Oh, in case you were wondering about, the first byte is 01
when it contains AES information, 00
in all other cases.
Exploiting that knowledge
Here, you are blocked. You cannot decrypt any of the AES keys, because you need the private RSA keys. The only option to get this AES key is to write a Man In The Middle (MITM) server, which intercepts every request between the client and the server and acts as the client for the server, and as the server for the client.
Credits: Miraceti — Man in the middle attack — CC BY-SA 3.0
Once that server is written (avaiblable at https://github.com/kraynel/sila-cli/blob/master/server.js), and you have fixed all the buffer/byte conversion/RSA/mcrypt issues, you can reload your VM and login one more time.
Only this time, you will use the “Map Remote” option of Charles proxy to redirect all traffic going to http://www.silaexpert01.fr/SILAE/IWCF/IWCF.svc to your local endpoint, which will in turn decrypt the exchange and request the real endpoint.
You now have all requests, decrypted, in binary form.
Serialization/Deserialization
Requests are not directly readable. They are not using xml serialization but a custom, in house serialization technique. Who does that? Why?
But we have the code so we can look into it. And port it to JS (https://github.com/kraynel/sila-cli/blob/master/cbaSerialization.js).
We now have all the requests, and their responses, in plain, readable JS. By playing with the different parameters, we can identify two interesting requests:
AcquisitionBulletins
, which lists the avaiblable payslips;GenererPdf
, which downloads a payslip as a pdf file.
Congrats, you know everything about this service! You can write your own client!
Some thoughts
- Never re-code security features which already exist in libraries.

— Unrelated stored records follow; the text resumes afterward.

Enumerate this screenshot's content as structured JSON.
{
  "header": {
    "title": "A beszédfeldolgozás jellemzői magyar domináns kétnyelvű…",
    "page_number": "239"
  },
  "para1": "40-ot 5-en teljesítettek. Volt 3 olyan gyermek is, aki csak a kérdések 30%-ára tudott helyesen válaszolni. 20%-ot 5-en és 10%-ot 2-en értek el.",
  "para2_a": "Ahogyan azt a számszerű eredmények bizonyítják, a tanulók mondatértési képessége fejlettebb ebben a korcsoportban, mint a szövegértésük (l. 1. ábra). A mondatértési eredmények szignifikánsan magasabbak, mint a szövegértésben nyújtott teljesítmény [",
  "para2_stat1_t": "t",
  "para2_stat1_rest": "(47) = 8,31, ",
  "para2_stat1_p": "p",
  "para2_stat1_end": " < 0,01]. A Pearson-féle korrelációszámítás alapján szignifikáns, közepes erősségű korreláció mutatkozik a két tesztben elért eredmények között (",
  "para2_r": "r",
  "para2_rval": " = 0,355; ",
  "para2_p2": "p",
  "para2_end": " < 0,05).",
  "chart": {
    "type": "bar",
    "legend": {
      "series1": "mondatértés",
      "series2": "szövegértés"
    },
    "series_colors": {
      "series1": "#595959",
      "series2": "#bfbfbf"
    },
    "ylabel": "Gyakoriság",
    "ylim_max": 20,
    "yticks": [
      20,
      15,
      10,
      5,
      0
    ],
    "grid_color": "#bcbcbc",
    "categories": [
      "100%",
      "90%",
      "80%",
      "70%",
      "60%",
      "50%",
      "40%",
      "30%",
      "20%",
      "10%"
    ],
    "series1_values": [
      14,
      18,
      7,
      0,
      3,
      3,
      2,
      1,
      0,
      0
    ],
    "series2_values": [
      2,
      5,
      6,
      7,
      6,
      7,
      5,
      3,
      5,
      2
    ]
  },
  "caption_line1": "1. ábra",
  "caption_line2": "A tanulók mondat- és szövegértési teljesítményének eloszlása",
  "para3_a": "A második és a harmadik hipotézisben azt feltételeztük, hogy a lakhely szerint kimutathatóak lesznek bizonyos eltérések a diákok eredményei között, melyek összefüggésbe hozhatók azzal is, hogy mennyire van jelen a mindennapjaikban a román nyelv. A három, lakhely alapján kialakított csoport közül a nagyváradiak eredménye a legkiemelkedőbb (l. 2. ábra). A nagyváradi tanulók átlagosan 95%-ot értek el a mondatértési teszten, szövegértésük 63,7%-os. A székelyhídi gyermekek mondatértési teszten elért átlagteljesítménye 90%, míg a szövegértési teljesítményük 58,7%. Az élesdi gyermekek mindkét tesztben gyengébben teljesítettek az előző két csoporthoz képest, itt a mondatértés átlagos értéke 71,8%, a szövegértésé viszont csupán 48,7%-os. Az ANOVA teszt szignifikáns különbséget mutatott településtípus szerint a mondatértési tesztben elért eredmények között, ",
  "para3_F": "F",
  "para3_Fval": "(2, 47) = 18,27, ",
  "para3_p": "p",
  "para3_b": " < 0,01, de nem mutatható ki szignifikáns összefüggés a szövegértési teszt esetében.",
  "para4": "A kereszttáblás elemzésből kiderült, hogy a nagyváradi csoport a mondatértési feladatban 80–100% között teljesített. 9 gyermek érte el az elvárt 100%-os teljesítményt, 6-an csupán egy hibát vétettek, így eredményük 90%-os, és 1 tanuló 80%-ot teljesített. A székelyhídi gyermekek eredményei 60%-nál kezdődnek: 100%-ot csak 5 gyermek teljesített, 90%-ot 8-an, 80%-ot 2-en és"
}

- RSA key exchange, then AES encryption is basically TLS. Use HTTPS!
- Please do not code your own serialization routines. Some really good libraries are already out there.
- Use known standards (REST or, if you really need it, SOAP) for your exchanges, and prefer formats which are easily interoperable (JSON, XML).
- Beware of replay attacks! Here, if I save the AES keys used with my MITM server, I can replay a request and decode the answer. The server would send me exactly the same response, every time, even a long time after the initial request.